Apollo Hospitals: Maintaining its health

Prospects continue to be strong, but the stock is trading at expensive valuations

Ram Prasad Sahu Mumbai
Last Updated : Nov 12 2014 | 11:07 PM IST
The July-September quarter results of Apollo Hospitals Enterprise were marginally higher than estimates with revenues up 18 per cent year-on-year to Rs 1,152 crore as compared to expectations of Rs 975 crore.

Revenue growth was driven by a 29 per cent growth in the pharmacy segment with revenues at Rs 437 crore. The company added 53 stores in the quarter taking the total store count to 1,717. The core health care services segment (62 per cent of revenues) grew about 13 per cent year-on-year to about Rs 716 crore primarily on account of higher volumes (up 10 per cent).

While the operating profit was up eight per cent to Rs 173 crore, margins fell 139 basis points to 15 per cent. Expenses across all line items including operative, employee and administrative expenses grew 18.6-21.6 per cent as against revenue growth of 18 per cent. The margin fall can be attributed to the health care segment where Ebit margins weakened 136 basis points to 17.3 per cent.

However, the margin decline was along expected lines given the company’ expansion plans. The first half has seen Apollo add 414 beds taking the total to 6,073 beds. Since operational costs are higher in the initial quarters due to lower utilisation (overall occupancy fell 200 basis points to 70 per cent in H1), it impacted the margins. Going ahead too, margins are likely to remain at these levels.

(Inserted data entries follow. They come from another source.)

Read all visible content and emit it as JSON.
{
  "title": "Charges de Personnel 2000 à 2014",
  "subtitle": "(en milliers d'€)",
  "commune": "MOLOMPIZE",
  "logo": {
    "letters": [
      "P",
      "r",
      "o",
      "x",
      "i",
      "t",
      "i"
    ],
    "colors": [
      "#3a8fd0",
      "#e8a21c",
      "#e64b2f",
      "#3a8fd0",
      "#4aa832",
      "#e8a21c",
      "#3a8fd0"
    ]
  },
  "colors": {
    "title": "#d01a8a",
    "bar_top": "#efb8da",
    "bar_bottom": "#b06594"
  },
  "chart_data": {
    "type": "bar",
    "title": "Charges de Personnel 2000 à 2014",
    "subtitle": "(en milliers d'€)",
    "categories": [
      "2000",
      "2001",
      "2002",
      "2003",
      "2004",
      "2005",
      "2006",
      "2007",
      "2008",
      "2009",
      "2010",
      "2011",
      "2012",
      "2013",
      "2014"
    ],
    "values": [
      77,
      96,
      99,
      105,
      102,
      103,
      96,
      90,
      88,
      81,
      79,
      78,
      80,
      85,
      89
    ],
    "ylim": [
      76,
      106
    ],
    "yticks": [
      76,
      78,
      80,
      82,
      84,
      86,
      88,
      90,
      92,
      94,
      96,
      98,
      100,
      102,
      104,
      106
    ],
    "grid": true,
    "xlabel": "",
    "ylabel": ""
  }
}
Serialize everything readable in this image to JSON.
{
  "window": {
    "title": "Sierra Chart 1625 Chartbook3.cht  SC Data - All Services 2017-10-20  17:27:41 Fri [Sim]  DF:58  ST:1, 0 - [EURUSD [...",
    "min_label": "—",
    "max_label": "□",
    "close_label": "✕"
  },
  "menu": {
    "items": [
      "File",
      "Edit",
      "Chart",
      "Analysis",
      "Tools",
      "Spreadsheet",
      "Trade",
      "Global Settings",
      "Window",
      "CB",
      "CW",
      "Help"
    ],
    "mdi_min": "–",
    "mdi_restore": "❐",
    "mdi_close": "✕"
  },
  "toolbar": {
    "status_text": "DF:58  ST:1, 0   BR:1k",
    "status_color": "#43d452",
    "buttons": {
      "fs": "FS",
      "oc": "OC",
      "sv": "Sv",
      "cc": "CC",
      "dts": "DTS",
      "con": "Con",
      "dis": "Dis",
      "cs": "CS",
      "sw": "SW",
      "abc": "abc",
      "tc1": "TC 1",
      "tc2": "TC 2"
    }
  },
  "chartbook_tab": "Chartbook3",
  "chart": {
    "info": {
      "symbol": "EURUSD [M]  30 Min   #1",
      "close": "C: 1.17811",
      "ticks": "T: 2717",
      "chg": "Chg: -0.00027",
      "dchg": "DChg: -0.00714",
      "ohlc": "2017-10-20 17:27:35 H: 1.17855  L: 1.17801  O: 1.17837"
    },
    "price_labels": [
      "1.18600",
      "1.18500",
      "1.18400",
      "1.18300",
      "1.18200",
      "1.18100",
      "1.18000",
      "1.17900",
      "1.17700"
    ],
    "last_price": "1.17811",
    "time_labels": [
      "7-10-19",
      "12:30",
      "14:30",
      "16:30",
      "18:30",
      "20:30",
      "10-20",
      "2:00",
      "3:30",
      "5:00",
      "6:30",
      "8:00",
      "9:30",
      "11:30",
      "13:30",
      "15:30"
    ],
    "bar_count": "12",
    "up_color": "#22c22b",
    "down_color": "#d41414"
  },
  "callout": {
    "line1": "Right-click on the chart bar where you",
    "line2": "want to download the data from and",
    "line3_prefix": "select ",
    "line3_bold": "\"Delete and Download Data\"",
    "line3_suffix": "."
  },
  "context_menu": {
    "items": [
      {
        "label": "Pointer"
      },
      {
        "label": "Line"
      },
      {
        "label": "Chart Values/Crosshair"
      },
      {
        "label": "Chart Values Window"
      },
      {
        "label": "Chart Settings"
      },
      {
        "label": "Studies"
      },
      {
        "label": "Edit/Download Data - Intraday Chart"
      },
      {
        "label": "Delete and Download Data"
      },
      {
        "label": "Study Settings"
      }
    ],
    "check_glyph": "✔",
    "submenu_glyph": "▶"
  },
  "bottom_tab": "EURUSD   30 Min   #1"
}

Ebit margins of the pharmacy segment also fell 31 basis points to 2.17 per cent. While the first half had seen margins improve due to higher proportion of private label products which helped overcome the lower drug prices under the new pricing policy, new store additions have been a drag as their margins are around 1-2 per cent as compared to 5 per cent of mature stores. Analysts, however expect overall pharmacy margins to move up to the 5 per cent mark by FY17.

Margin decline coupled with higher taxes saw the net profit come in at Rs 91.5 crore, up 5 per cent year-on-year. The consensus estimates had pegged the number at Rs 89.7 crore.

The stock after spurting 3 per cent post the results gave up all the gains to end flat at Rs 1,143. While revenue visibility is strong on the back of an expanding network of hospitals and pharmacies with the latter growing 35 per cent annually, the stock is trading at 40 times its FY15 earnings estimates..

Margin improvement and progress in stake sale of the pharmacy division are the triggers for the stock.